Hoe kunnen en willen we die verworven kennis en vaardigheden inbouwen in onze manier van lesgeven? En hoe voorkomen we dat die opgedane kennis straks weer verdwijnt?
Deze ervaringen vragen om een vervolg en een vertaling naar het moment dat de scholen weer ‘normaal draaien.’ Hoe kunnen en willen we die verworven kennis en vaardigheden inbouwen in onze manier van lesgeven? En hoe voorkomen we dat die opgedane kennis straks weer verdwijnt? Het zijn vragen waar schoolleiders en teams nu al over na zouden moeten denken. Gebruik deze ontwikkelingen ook voor het opnieuw nadenken over het leermiddelenbeleid, het stellen van kritische vragen aan uitgevers en het meer durven loslaten van methodes en het leren sturen op leerlijnen en lesdoelen.

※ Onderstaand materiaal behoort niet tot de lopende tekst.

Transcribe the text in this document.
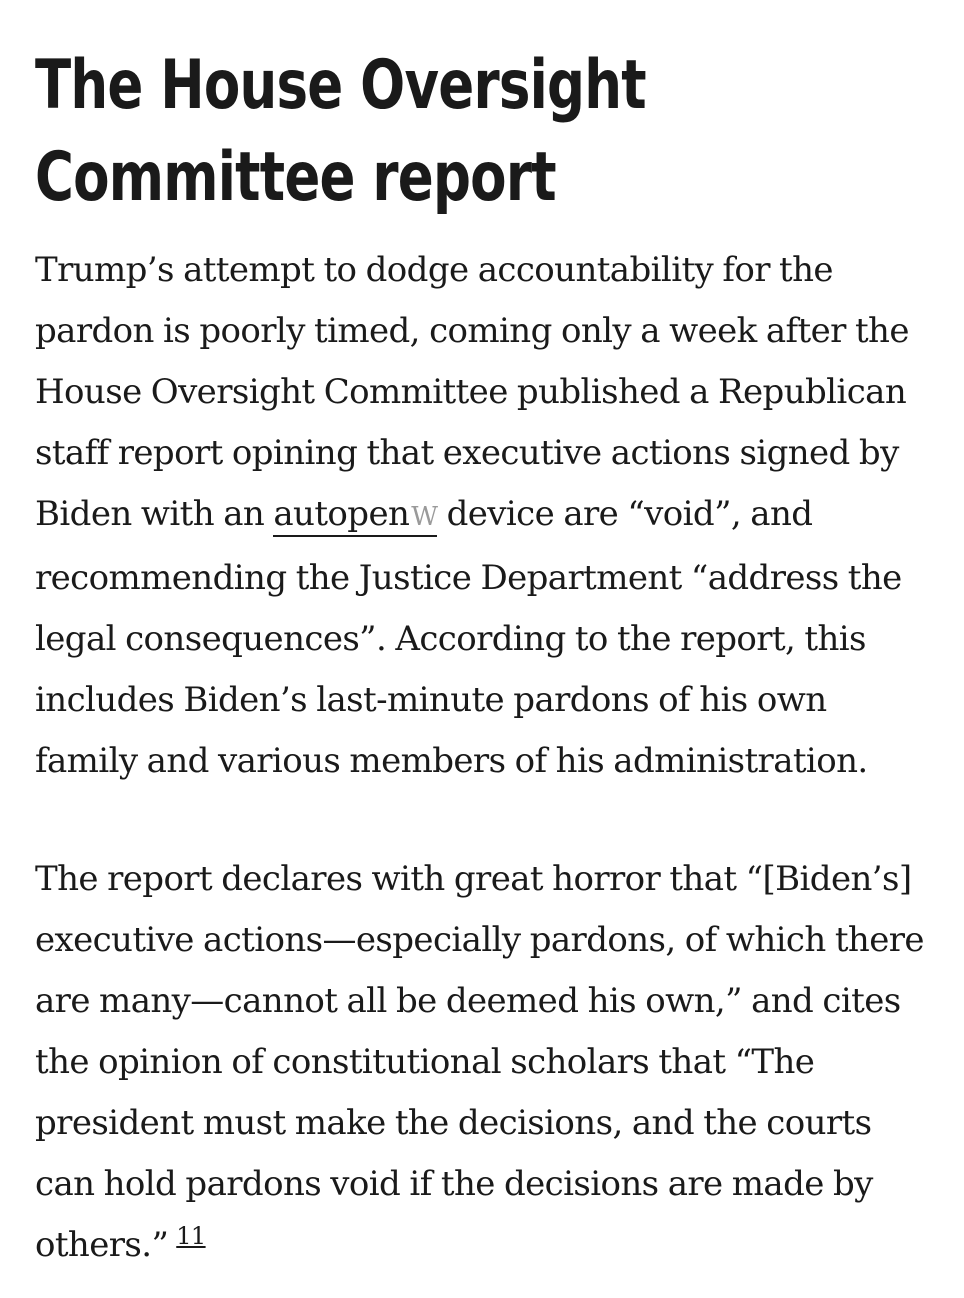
The House Oversight Committee report

Trump’s attempt to dodge accountability for the pardon is poorly timed, coming only a week after the House Oversight Committee published a Republican staff report opining that executive actions signed by Biden with an autopenW device are “void”, and recommending the Justice Department “address the legal consequences”. According to the report, this includes Biden’s last-minute pardons of his own family and various members of his administration.

The report declares with great horror that “[Biden’s] executive actions—especially pardons, of which there are many—cannot all be deemed his own,” and cites the opinion of constitutional scholars that “The president must make the decisions, and the courts can hold pardons void if the decisions are made by others.” $^{11}$
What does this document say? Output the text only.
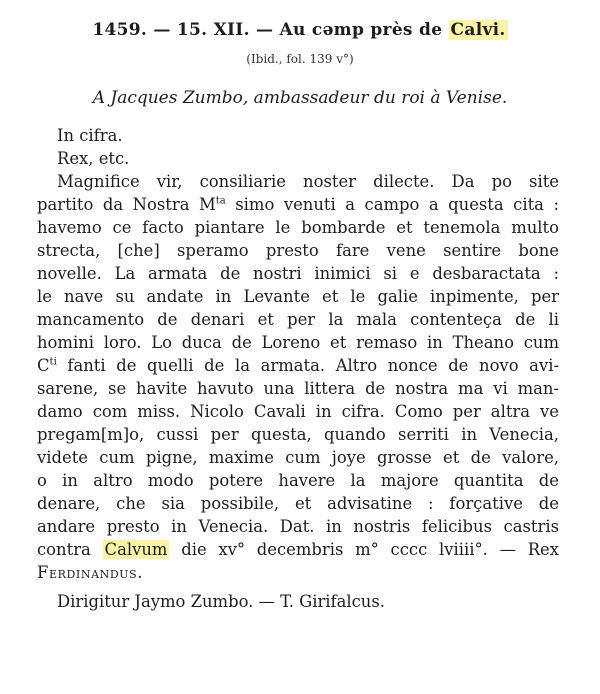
1459. — 15. XII. — Au cəmp près de Calvi.
(Ibid., fol. 139 v°)
A Jacques Zumbo, ambassadeur du roi à Venise.
In cifra.
Rex, etc.
Magnifice vir, consiliarie noster dilecte. Da po site
partito da Nostra $M^{ta}$ simo venuti a campo a questa cita :
havemo ce facto piantare le bombarde et tenemola multo
strecta, [che] speramo presto fare vene sentire bone
novelle. La armata de nostri inimici si e desbaractata :
le nave su andate in Levante et le galie inpimente, per
mancamento de denari et per la mala contenteça de li
homini loro. Lo duca de Loreno et remaso in Theano cum
$C^{ti}$ fanti de quelli de la armata. Altro nonce de novo avi-
sarene, se havite havuto una littera de nostra ma vi man-
damo com miss. Nicolo Cavali in cifra. Como per altra ve
pregam[m]o, cussi per questa, quando serriti in Venecia,
videte cum pigne, maxime cum joye grosse et de valore,
o in altro modo potere havere la majore quantita de
denare, che sia possibile, et advisatine : forçative de
andare presto in Venecia. Dat. in nostris felicibus castris
contra Calvum die xv° decembris m° cccc lviiii°. — Rex
Ferdinandus.
Dirigitur Jaymo Zumbo. — T. Girifalcus.
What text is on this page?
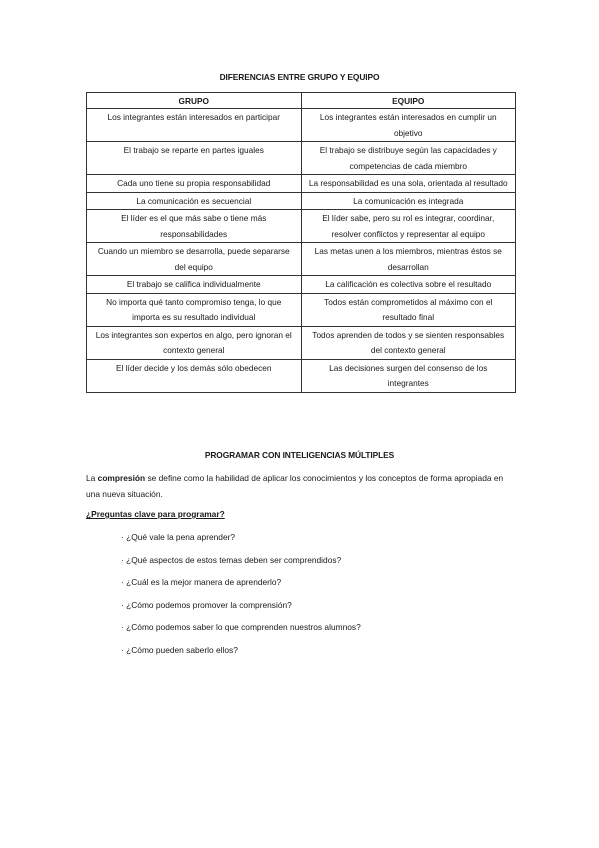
DIFERENCIAS ENTRE GRUPO Y EQUIPO
GRUPO	EQUIPO
Los integrantes están interesados en participar	Los integrantes están interesados en cumplir un objetivo
El trabajo se reparte en partes iguales	El trabajo se distribuye según las capacidades y competencias de cada miembro
Cada uno tiene su propia responsabilidad	La responsabilidad es una sola, orientada al resultado
La comunicación es secuencial	La comunicación es integrada
El líder es el que más sabe o tiene más responsabilidades	El líder sabe, pero su rol es integrar, coordinar, resolver conflictos y representar al equipo
Cuando un miembro se desarrolla, puede separarse del equipo	Las metas unen a los miembros, mientras éstos se desarrollan
El trabajo se califica individualmente	La calificación es colectiva sobre el resultado
No importa qué tanto compromiso tenga, lo que importa es su resultado individual	Todos están comprometidos al máximo con el resultado final
Los integrantes son expertos en algo, pero ignoran el contexto general	Todos aprenden de todos y se sienten responsables del contexto general
El líder decide y los demás sólo obedecen	Las decisiones surgen del consenso de los integrantes
PROGRAMAR CON INTELIGENCIAS MÚLTIPLES

La compresión se define como la habilidad de aplicar los conocimientos y los conceptos de forma apropiada en una nueva situación.

¿Preguntas clave para programar?
· ¿Qué vale la pena aprender?
· ¿Qué aspectos de estos temas deben ser comprendidos?
· ¿Cuál es la mejor manera de aprenderlo?
· ¿Cómo podemos promover la comprensión?
· ¿Cómo podemos saber lo que comprenden nuestros alumnos?
· ¿Cómo pueden saberlo ellos?
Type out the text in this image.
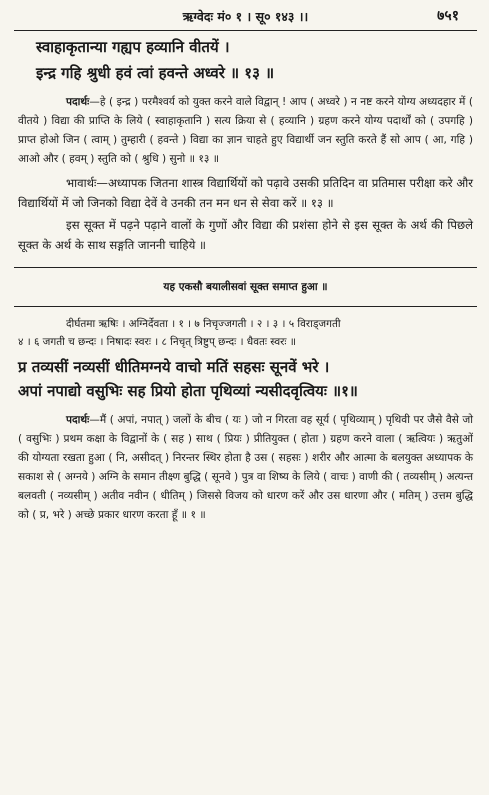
ऋग्वेदः मं० १ । सू० १४३ ।।	७५१
स्वाहाकृतान्या गह्यप हव्यानि वीतयें ।
इन्द्र गहि श्रुधी हवं त्वां हवन्ते अध्वरे ॥ १३ ॥

पदार्थः—हे ( इन्द्र ) परमैश्वर्य को युक्त करने वाले विद्वान् ! आप ( अध्वरे ) न नष्ट करने योग्य अध्यदहार में ( वीतये ) विद्या की प्राप्ति के लिये ( स्वाहाकृतानि ) सत्य क्रिया से ( हव्यानि ) ग्रहण करने योग्य पदार्थों को ( उपगहि ) प्राप्त होओ जिन ( त्वाम् ) तुम्हारी ( हवन्ते ) विद्या का ज्ञान चाहते हुए विद्यार्थी जन स्तुति करते हैं सो आप ( आ, गहि ) आओ और ( हवम् ) स्तुति को ( श्रुधि ) सुनो ॥ १३ ॥

भावार्थः—अध्यापक जितना शास्त्र विद्यार्थियों को पढ़ावे उसकी प्रतिदिन वा प्रतिमास परीक्षा करे और विद्यार्थियों में जो जिनको विद्या देवें वे उनकी तन मन धन से सेवा करें ॥ १३ ॥

इस सूक्त में पढ़ने पढ़ाने वालों के गुणों और विद्या की प्रशंसा होने से इस सूक्त के अर्थ की पिछले सूक्त के अर्थ के साथ सङ्गति जाननी चाहिये ॥

यह एकसौ बयालीसवां सूक्त समाप्त हुआ ॥
दीर्घतमा ऋषिः । अग्निर्देवता । १ । ७ निचृज्जगती । २ । ३ । ५ विराड्जगती
४ । ६ जगती च छन्दः । निषादः स्वरः । ८ निचृत् त्रिष्टुप् छन्दः । धैवतः स्वरः ॥
प्र तव्यसीं नव्यसीं धीतिमग्नये वाचो मतिं सहसः सूनवें भरे ।
अपां नपाद्यो वसुभिः सह प्रियो होता पृथिव्यां न्यसीदवृत्वियः ॥१॥

पदार्थः—मैं ( अपां, नपात् ) जलों के बीच ( यः ) जो न गिरता वह सूर्य ( पृथिव्याम् ) पृथिवी पर जैसे वैसे जो ( वसुभिः ) प्रथम कक्षा के विद्वानों के ( सह ) साथ ( प्रियः ) प्रीतियुक्त ( होता ) ग्रहण करने वाला ( ऋत्वियः ) ऋतुओं की योग्यता रखता हुआ ( नि, असीदत् ) निरन्तर स्थिर होता है उस ( सहसः ) शरीर और आत्मा के बलयुक्त अध्यापक के सकाश से ( अग्नये ) अग्नि के समान तीक्ष्ण बुद्धि ( सूनवे ) पुत्र वा शिष्य के लिये ( वाचः ) वाणी की ( तव्यसीम् ) अत्यन्त बलवती ( नव्यसीम् ) अतीव नवीन ( धीतिम् ) जिससे विजय को धारण करें और उस धारणा और ( मतिम् ) उत्तम बुद्धि को ( प्र, भरे ) अच्छे प्रकार धारण करता हूँ ॥ १ ॥
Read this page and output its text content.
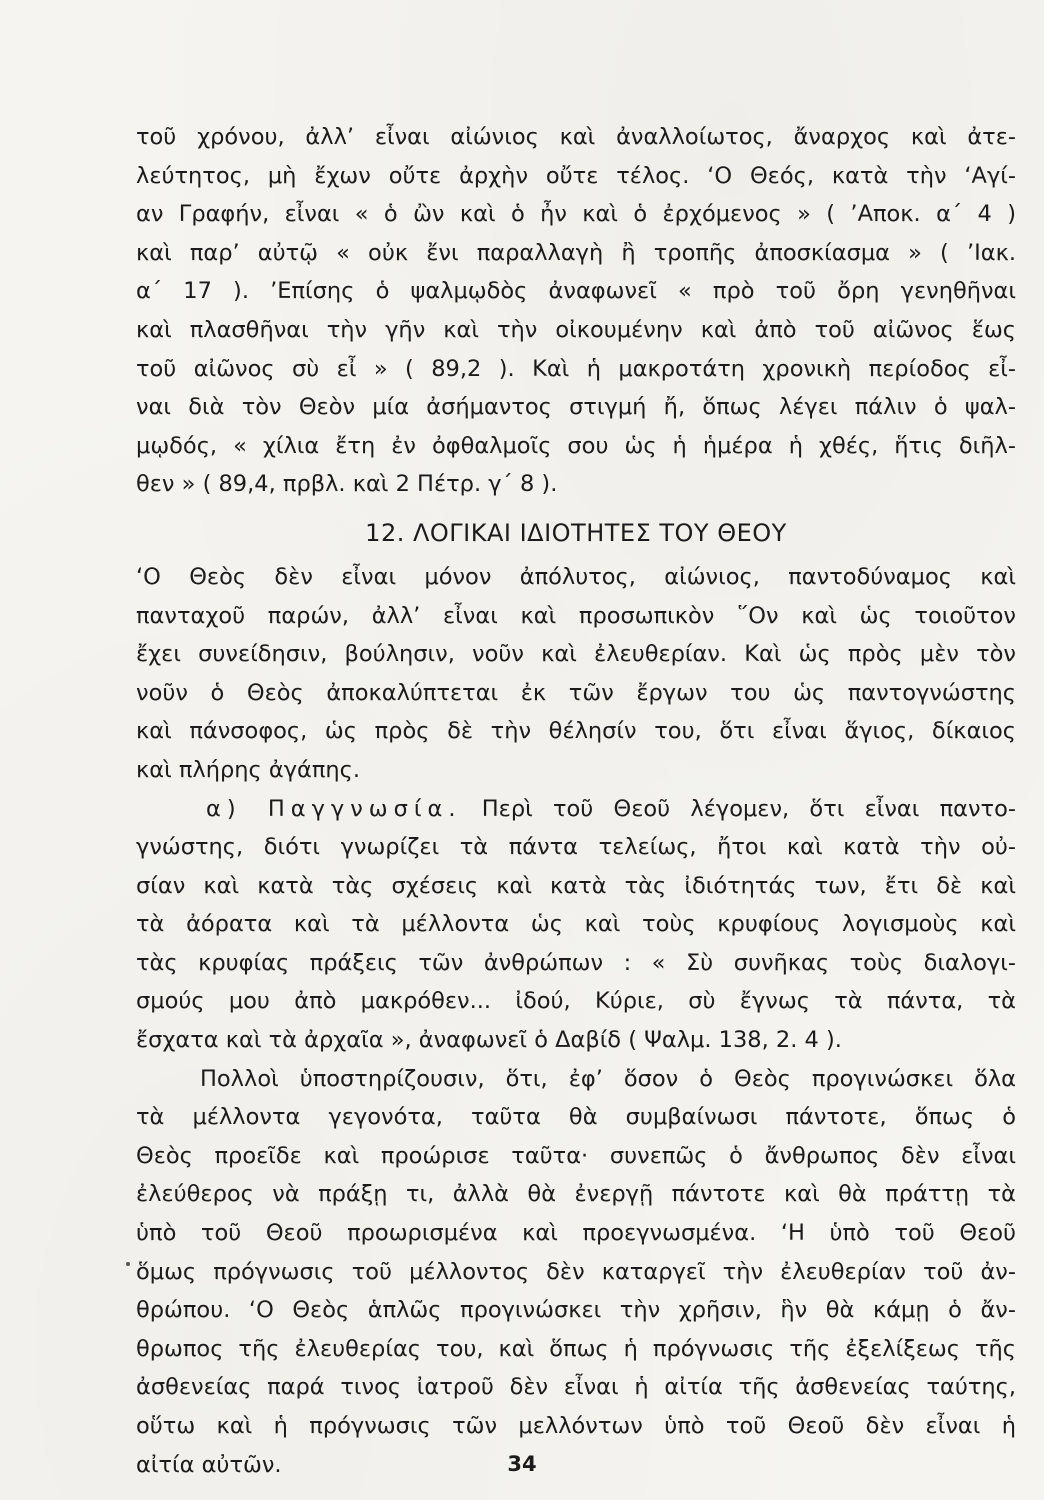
τοῦ χρόνου, ἀλλ’ εἶναι αἰώνιος καὶ ἀναλλοίωτος, ἄναρχος καὶ ἀτε-
λεύτητος, μὴ ἔχων οὔτε ἀρχὴν οὔτε τέλος. ‘Ο Θεός, κατὰ τὴν ‘Αγί-
αν Γραφήν, εἶναι « ὁ ὢν καὶ ὁ ἦν καὶ ὁ ἐρχόμενος » ( ’Αποκ. α΄ 4 )
καὶ παρ’ αὐτῷ « οὐκ ἔνι παραλλαγὴ ἢ τροπῆς ἀποσκίασμα » ( ’Ιακ.
α΄ 17 ). ’Επίσης ὁ ψαλμῳδὸς ἀναφωνεῖ « πρὸ τοῦ ὄρη γενηθῆναι
καὶ πλασθῆναι τὴν γῆν καὶ τὴν οἰκουμένην καὶ ἀπὸ τοῦ αἰῶνος ἕως
τοῦ αἰῶνος σὺ εἶ » ( 89,2 ). Καὶ ἡ μακροτάτη χρονικὴ περίοδος εἶ-
ναι διὰ τὸν Θεὸν μία ἀσήμαντος στιγμή ἤ, ὅπως λέγει πάλιν ὁ ψαλ-
μῳδός, « χίλια ἔτη ἐν ὀφθαλμοῖς σου ὡς ἡ ἡμέρα ἡ χθές, ἥτις διῆλ-
θεν » ( 89,4, πρβλ. καὶ 2 Πέτρ. γ΄ 8 ).
12. ΛΟΓΙΚΑΙ ΙΔΙΟΤΗΤΕΣ ΤΟΥ ΘΕΟΥ
‘Ο Θεὸς δὲν εἶναι μόνον ἀπόλυτος, αἰώνιος, παντοδύναμος καὶ
πανταχοῦ παρών, ἀλλ’ εἶναι καὶ προσωπικὸν ῞Ον καὶ ὡς τοιοῦτον
ἔχει συνείδησιν, βούλησιν, νοῦν καὶ ἐλευθερίαν. Καὶ ὡς πρὸς μὲν τὸν
νοῦν ὁ Θεὸς ἀποκαλύπτεται ἐκ τῶν ἔργων του ὡς παντογνώστης
καὶ πάνσοφος, ὡς πρὸς δὲ τὴν θέλησίν του, ὅτι εἶναι ἅγιος, δίκαιος
καὶ πλήρης ἀγάπης.
α) Παγγνωσία. Περὶ τοῦ Θεοῦ λέγομεν, ὅτι εἶναι παντο-
γνώστης, διότι γνωρίζει τὰ πάντα τελείως, ἤτοι καὶ κατὰ τὴν οὐ-
σίαν καὶ κατὰ τὰς σχέσεις καὶ κατὰ τὰς ἰδιότητάς των, ἔτι δὲ καὶ
τὰ ἀόρατα καὶ τὰ μέλλοντα ὡς καὶ τοὺς κρυφίους λογισμοὺς καὶ
τὰς κρυφίας πράξεις τῶν ἀνθρώπων : « Σὺ συνῆκας τοὺς διαλογι-
σμούς μου ἀπὸ μακρόθεν... ἰδού, Κύριε, σὺ ἔγνως τὰ πάντα, τὰ
ἔσχατα καὶ τὰ ἀρχαῖα », ἀναφωνεῖ ὁ Δαβίδ ( Ψαλμ. 138, 2. 4 ).
Πολλοὶ ὑποστηρίζουσιν, ὅτι, ἐφ’ ὅσον ὁ Θεὸς προγινώσκει ὅλα
τὰ μέλλοντα γεγονότα, ταῦτα θὰ συμβαίνωσι πάντοτε, ὅπως ὁ
Θεὸς προεῖδε καὶ προώρισε ταῦτα· συνεπῶς ὁ ἄνθρωπος δὲν εἶναι
ἐλεύθερος νὰ πράξῃ τι, ἀλλὰ θὰ ἐνεργῇ πάντοτε καὶ θὰ πράττῃ τὰ
ὑπὸ τοῦ Θεοῦ προωρισμένα καὶ προεγνωσμένα. ‘Η ὑπὸ τοῦ Θεοῦ
ὅμως πρόγνωσις τοῦ μέλλοντος δὲν καταργεῖ τὴν ἐλευθερίαν τοῦ ἀν-
θρώπου. ‘Ο Θεὸς ἁπλῶς προγινώσκει τὴν χρῆσιν, ἣν θὰ κάμῃ ὁ ἄν-
θρωπος τῆς ἐλευθερίας του, καὶ ὅπως ἡ πρόγνωσις τῆς ἐξελίξεως τῆς
ἀσθενείας παρά τινος ἰατροῦ δὲν εἶναι ἡ αἰτία τῆς ἀσθενείας ταύτης,
οὕτω καὶ ἡ πρόγνωσις τῶν μελλόντων ὑπὸ τοῦ Θεοῦ δὲν εἶναι ἡ
αἰτία αὐτῶν.	34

Digitale adaptieve leermiddelen en Leermiddelenbeleid
Groeperingsvormen
Op veruit de meeste scholen in Nederland is het leerstofjaarklassensysteem nog leidend. De afgelopen jaren buitelen voor- en tegenstanders hiervan op sociale media over elkaar heen. Wat wél steeds duidelijker wordt, is de roep om meer gepersonaliseerd en gedifferentieerd onderwijs. Vaak wordt hierbij hoopvol naar technologie gekeken.
De coronacrisis heeft duidelijk gemaakt dat de kansenongelijkheid toeneemt als kinderen niet meer fysiek naar school kunnen en afhankelijk zijn van de thuissituatie. Binnen wat een vrij homogene klas leek, zie je nu grote verschillen ontstaan. Het is de vraag of scholen zich nu vooral moeten gaan focussen op het verkleinen van de verschillen binnen een groep, óf zich moeten richten op het verder personaliseren van het onderwijs, waarbij eventueel opgelopen vertragingen in de groei (ten opzichte van zichzelf en niet zozeer ten opzichte van het curriculum) weggewerkt worden en leerlingen die sterker gegroeid zijn die lijn ook door kunnen zetten.
Technologie kan hierbij ondersteunend en faciliterend zijn. Instructie kan gedifferentieerd (al dan niet gedigitaliseerd) aangeboden worden. Digitale leermiddelen volgen leerlingen constant op de leerlijn en ontwikkelen steeds verfijnder feedback. Het zou interessant zijn om te onderzoeken wat de verschillen in opbrengsten zijn tussen scholen die tijdens de corona-periode wél of geen gebruik maakten van digitale leermiddelen.
Het zou interessant zijn om te onderzoeken wat de verschillen in opbrengsten zijn tussen scholen die tijdens de corona-periode wél of geen gebruik maakten van digitale leermiddelen.
Tegelijkertijd hebben we meer dan ooit gezien dat bij het geven van onderwijs en het leren van kinderen heel veel aspecten van invloed zijn. Zo heeft de coronacrisis duidelijk gemaakt dat de kansenongelijkheid toeneemt als kinderen niet meer fysiek naar school kunnen en sterk afhankelijk zijn van de thuissituatie. Het laat des te meer zien hoe de verschillende onderdelen van het spinnenweb aandacht behoeven en met elkaar in verbinding staan.